Caerphilly County Borough Council has insisted it will not be closing day care centres.
The council made the statement following speculation that day centres in the borough could close.
The day centres are valuable resource for vulnerable people, including adults with learning difficulties and the elderly.
Council leader Philippa Marsden said: “I want to assure the community that there will be no day centre closures.
“We are consulting to hear the views of the community about how we can improve our provision in future.
“The last thing we need is unfounded rumour and speculation spreading in the community causing unnecessary concern to some of our most vulnerable residents.”
Since the coronavirus pandemic, opening hours at day centres in the borough have been limited due to health and safety measures and staff shortages.
Carers of adults with learning difficulties have called on the council to return day centre hours to what they were before the pandemic.
Emma Lee, 43, from Blackwood, said she was “seriously considering” putting her son Bradley, who was born with cerebral palsy and is registered blind, into supported living due to the lack of social care hours offered to him.
The council are currently consulting with carers and service users on how to best operate the day centre. The consultation closes on Friday, September 10.

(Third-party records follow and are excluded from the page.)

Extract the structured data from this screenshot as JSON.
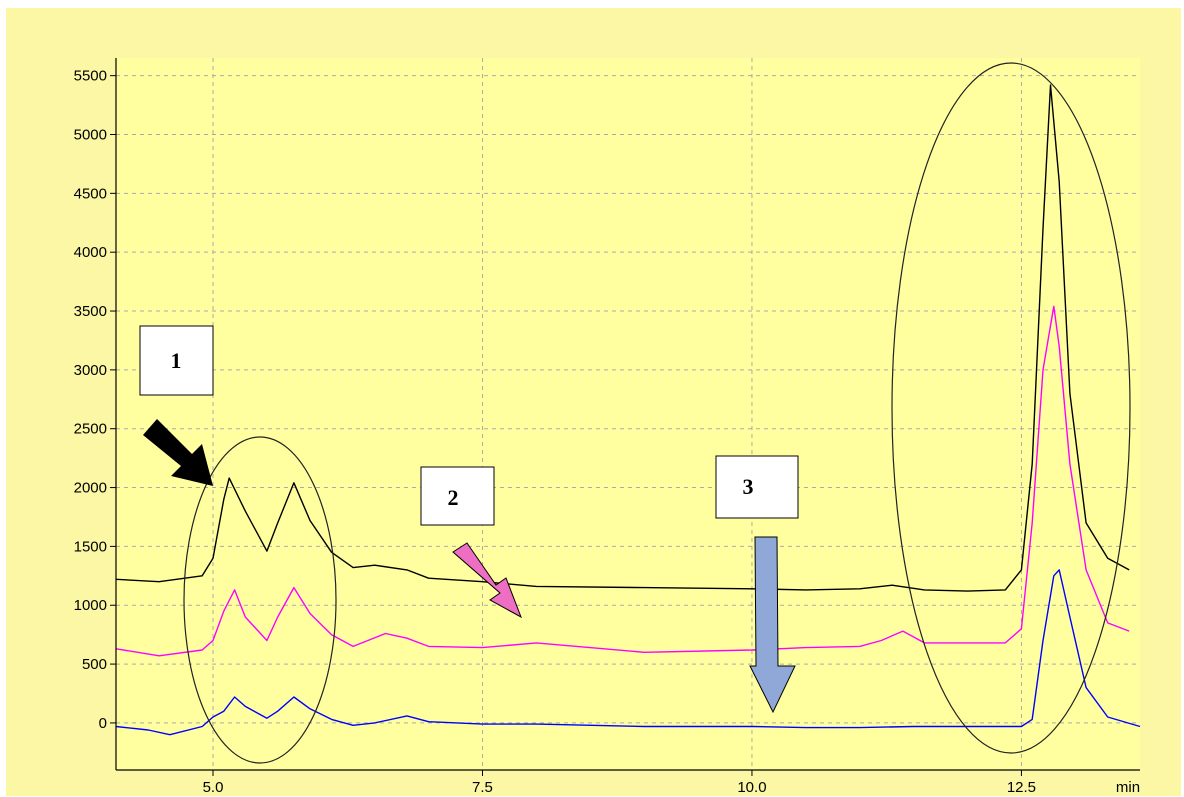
{
  "chart_data": {
    "type": "line",
    "title": "",
    "xlabel": "min",
    "ylabel": "",
    "xlim": [
      4.1,
      13.6
    ],
    "ylim": [
      -400,
      5650
    ],
    "xticks": [
      5.0,
      7.5,
      10.0,
      12.5
    ],
    "xtick_labels": [
      "5.0",
      "7.5",
      "10.0",
      "12.5"
    ],
    "yticks": [
      0,
      500,
      1000,
      1500,
      2000,
      2500,
      3000,
      3500,
      4000,
      4500,
      5000,
      5500
    ],
    "ytick_labels": [
      "0",
      "500",
      "1000",
      "1500",
      "2000",
      "2500",
      "3000",
      "3500",
      "4000",
      "4500",
      "5000",
      "5500"
    ],
    "grid": true,
    "colors": {
      "page_background": "#ffffff",
      "outer_background": "#fbf7a5",
      "plot_background": "#ffffa0",
      "grid": "#aaaaaa",
      "annotation": "#000000"
    },
    "series": [
      {
        "color": "#000000",
        "x": [
          4.1,
          4.5,
          4.9,
          5.0,
          5.1,
          5.15,
          5.3,
          5.5,
          5.6,
          5.75,
          5.9,
          6.1,
          6.3,
          6.5,
          6.8,
          7.0,
          7.5,
          8.0,
          9.0,
          10.0,
          10.5,
          11.0,
          11.3,
          11.6,
          12.0,
          12.35,
          12.5,
          12.6,
          12.7,
          12.77,
          12.85,
          12.95,
          13.1,
          13.3,
          13.5
        ],
        "y": [
          1220,
          1200,
          1250,
          1400,
          1900,
          2080,
          1800,
          1460,
          1700,
          2040,
          1720,
          1450,
          1320,
          1340,
          1300,
          1230,
          1200,
          1160,
          1150,
          1140,
          1130,
          1140,
          1170,
          1130,
          1120,
          1130,
          1300,
          2200,
          4200,
          5420,
          4600,
          2800,
          1700,
          1400,
          1300
        ]
      },
      {
        "color": "#ff00ff",
        "x": [
          4.1,
          4.5,
          4.9,
          5.0,
          5.1,
          5.2,
          5.3,
          5.5,
          5.6,
          5.75,
          5.9,
          6.1,
          6.3,
          6.6,
          6.8,
          7.0,
          7.5,
          8.0,
          9.0,
          10.0,
          10.5,
          11.0,
          11.2,
          11.4,
          11.6,
          12.0,
          12.35,
          12.5,
          12.6,
          12.7,
          12.8,
          12.85,
          12.95,
          13.1,
          13.3,
          13.5
        ],
        "y": [
          630,
          570,
          620,
          700,
          950,
          1130,
          900,
          700,
          900,
          1150,
          930,
          750,
          650,
          760,
          720,
          650,
          640,
          680,
          600,
          620,
          640,
          650,
          700,
          780,
          680,
          680,
          680,
          800,
          1700,
          3000,
          3540,
          3200,
          2200,
          1300,
          850,
          780
        ]
      },
      {
        "color": "#0000ff",
        "x": [
          4.1,
          4.4,
          4.6,
          4.9,
          5.0,
          5.1,
          5.2,
          5.3,
          5.5,
          5.6,
          5.75,
          5.9,
          6.1,
          6.3,
          6.5,
          6.8,
          7.0,
          7.5,
          8.0,
          9.0,
          10.0,
          10.5,
          11.0,
          11.5,
          12.0,
          12.35,
          12.5,
          12.6,
          12.7,
          12.8,
          12.85,
          12.95,
          13.1,
          13.3,
          13.6
        ],
        "y": [
          -30,
          -60,
          -100,
          -30,
          50,
          100,
          220,
          140,
          40,
          100,
          220,
          120,
          30,
          -20,
          0,
          60,
          10,
          -10,
          -10,
          -30,
          -30,
          -40,
          -40,
          -30,
          -30,
          -30,
          -30,
          30,
          700,
          1250,
          1300,
          900,
          300,
          50,
          -30
        ]
      }
    ],
    "annotations": [
      {
        "label": "1",
        "arrow_color": "#000000"
      },
      {
        "label": "2",
        "arrow_color": "#ee6ec4"
      },
      {
        "label": "3",
        "arrow_color": "#8fa8d8"
      }
    ]
  }
}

The council’s Cabinet Member for Social Care, Shayne Cook, said: “Once the consultation concludes, the long-term future of the service will be discussed face-to-face with service users.
“We are here to listen and this is what we will be doing over coming weeks and months. We will listen carefully to the views expressed through these individual conversations as they will also inform the shape of the service.
“We care about our day centre users and the services we provide. There are no planned closures at all. This is about talking directly to the service users about their individual needs.”
In August, councils across Gwent, including Caerphilly Council, warned of potential social care shortages due to staff summer leave, self-isolation, equipment shortages and increased numbers of people being discharged from hospital needing care.